In this wonderland of spices and rare foods in Alphabet City, Atef Boulaabi, the charismatic Tunisian-born owner, invites you to open her jars and smell the blossoms, herbs, hydrosols, powders, dried mushrooms, and infused vinegars, stacked on 14-foot shelves. Rub shoulders with NYC’s most revered chefs while spicing up your kitchen with rare ingredients like blue salt from the deserts of Iran and apricot kernel oil for your next bowl of popcorn.
Flushing is home to New York City's largest Chinatown, and JMart feels like a massive supermarket in Beijing. Wind through aisles dedicated to different types of noodles (instant, dried, even hand-pulled!) and every rice variety you can imagine. You come here to buy hard-to-find delicacies common in the Far East: Fresh durian (and durian mooncakes), periwinkles and eels, brown sugar boba-flavored popcorn, and the sweetest jufeng grapes in all of New York ($12 a box, but so worth it).
Adja Khady is a snug market run by a group of sisters in Harlem’s Le Petit Sénégal, and specializes in Senegalese imports like baobab syrup, sumbala (a miso-like nut paste), blazing hot peppers, spiced coffee grounds, dried fish, and couscous made from millet––plus other products like handwoven baskets from the Ivory Coast, Sierra Leone, Burkina Faso and Mali. For your next dinner party, try your hand at superkanja, a Gambian soup made with okra, sweet potato leaves and chili peppers.
Tucked between a fried dumpling shop and a shi-shi omakase bar in Manhattan’s Chinatown, Bangkok Center Grocery is a staple for those passionate about Thai food. Stop into this tiny neighborhood grocer, where its floor-to-ceiling shelves are packed with rare ingredients: bird chillies, banana leaves, and canned rambutans. The most coveted item here? Fresh green kaffir lime leaves, which as many chefs know, are incredibly difficult to find, and essential to Thai cooking.
Part supermarket, part community center, Sunrise Mart is the one-stop-shop for homesick Japanese, who are lured to the market on Broome Street by the neon veggies in the window. You might find it challenging to navigate the packaged goods (most are labeled in Japanese), but don't fret: the friendly staff stand ready to translate—and will even give you cooking ideas and suggestions for what to do with that bottle of organic ponzu and 10-pound bag of sushi rice.
If we could only by charcuterie supplies from one store it would be Despaña Soho. While most days this shop operates as a purveyor of Spanish delicacies such as Jamon Iberico and a variety of Spanish's cheese, on friday and saturday nights they open a few tables for their tapas menu.

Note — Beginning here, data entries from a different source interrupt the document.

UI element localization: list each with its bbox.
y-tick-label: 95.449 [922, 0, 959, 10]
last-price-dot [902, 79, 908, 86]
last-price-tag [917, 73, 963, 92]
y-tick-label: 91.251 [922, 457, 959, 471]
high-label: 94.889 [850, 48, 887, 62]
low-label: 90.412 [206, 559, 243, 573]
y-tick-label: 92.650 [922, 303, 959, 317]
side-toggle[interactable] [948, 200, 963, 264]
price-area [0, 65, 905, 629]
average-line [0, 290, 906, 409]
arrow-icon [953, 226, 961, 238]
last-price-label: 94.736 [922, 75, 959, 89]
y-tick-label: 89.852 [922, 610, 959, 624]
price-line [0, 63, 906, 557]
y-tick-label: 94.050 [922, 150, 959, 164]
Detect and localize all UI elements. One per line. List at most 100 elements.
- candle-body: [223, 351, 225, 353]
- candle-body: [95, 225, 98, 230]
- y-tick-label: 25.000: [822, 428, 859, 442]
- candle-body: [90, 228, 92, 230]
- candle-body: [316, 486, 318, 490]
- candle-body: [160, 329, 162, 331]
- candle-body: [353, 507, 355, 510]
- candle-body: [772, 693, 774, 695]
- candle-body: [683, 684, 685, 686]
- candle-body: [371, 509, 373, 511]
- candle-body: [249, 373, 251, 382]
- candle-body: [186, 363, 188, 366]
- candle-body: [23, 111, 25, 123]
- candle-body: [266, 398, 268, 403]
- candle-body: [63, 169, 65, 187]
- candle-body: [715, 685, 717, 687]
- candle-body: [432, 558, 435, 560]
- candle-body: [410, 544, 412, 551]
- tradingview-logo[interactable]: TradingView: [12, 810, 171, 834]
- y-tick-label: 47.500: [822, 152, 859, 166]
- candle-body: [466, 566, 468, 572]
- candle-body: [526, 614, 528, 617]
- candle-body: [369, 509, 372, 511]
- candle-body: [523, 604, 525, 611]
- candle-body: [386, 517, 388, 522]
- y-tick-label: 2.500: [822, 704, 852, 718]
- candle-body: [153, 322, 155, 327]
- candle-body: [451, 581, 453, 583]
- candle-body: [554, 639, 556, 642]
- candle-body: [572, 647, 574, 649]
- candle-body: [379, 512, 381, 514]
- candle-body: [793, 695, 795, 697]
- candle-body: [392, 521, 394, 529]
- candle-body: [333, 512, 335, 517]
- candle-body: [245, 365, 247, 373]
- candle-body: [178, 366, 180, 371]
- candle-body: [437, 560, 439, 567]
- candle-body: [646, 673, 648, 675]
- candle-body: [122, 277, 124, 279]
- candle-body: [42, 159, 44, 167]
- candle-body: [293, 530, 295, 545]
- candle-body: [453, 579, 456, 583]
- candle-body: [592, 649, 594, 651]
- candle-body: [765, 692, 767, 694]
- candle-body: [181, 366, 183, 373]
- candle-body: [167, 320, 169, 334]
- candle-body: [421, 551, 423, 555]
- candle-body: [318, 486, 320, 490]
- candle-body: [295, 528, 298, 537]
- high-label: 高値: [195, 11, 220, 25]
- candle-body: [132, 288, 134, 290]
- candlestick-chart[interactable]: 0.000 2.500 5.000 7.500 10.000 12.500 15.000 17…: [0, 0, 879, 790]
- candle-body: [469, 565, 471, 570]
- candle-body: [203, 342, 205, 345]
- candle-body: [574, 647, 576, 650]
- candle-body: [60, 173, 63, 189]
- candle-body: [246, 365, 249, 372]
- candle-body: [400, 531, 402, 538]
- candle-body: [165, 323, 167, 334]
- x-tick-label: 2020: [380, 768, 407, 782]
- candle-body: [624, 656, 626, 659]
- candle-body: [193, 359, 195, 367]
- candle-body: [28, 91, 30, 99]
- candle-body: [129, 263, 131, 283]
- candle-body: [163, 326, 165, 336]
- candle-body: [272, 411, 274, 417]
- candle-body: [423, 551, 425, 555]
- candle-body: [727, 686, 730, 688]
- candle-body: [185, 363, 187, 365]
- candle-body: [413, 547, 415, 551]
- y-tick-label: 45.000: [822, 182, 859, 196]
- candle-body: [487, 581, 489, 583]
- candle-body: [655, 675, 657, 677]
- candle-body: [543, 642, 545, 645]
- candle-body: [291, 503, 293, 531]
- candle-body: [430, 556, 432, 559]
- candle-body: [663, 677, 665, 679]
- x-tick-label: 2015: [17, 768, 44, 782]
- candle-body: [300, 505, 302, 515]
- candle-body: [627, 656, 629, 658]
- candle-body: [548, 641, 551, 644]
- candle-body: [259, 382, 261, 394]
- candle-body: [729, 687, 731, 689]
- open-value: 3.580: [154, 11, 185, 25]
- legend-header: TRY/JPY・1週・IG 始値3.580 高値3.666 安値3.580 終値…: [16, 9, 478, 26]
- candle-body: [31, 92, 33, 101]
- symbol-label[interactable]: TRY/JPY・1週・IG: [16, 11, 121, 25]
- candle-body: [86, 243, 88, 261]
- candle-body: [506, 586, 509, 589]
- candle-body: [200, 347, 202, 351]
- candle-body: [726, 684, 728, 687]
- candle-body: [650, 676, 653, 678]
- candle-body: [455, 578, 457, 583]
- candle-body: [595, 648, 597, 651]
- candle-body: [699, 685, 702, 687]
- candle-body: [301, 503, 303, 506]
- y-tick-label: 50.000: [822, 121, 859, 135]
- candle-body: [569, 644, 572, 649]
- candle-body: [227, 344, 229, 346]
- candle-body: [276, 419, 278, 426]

Located on one of the last few blocks of Little Italy Di Palo's make sure you know this. Stepping into the shop your senses are enveloped in the smells of the fresh mozzerella being made, the cacophony of conversation as long time customers and clerks chat about their daily going ons and most importantly the sight of cured meats hanging from the almost every conciveable place.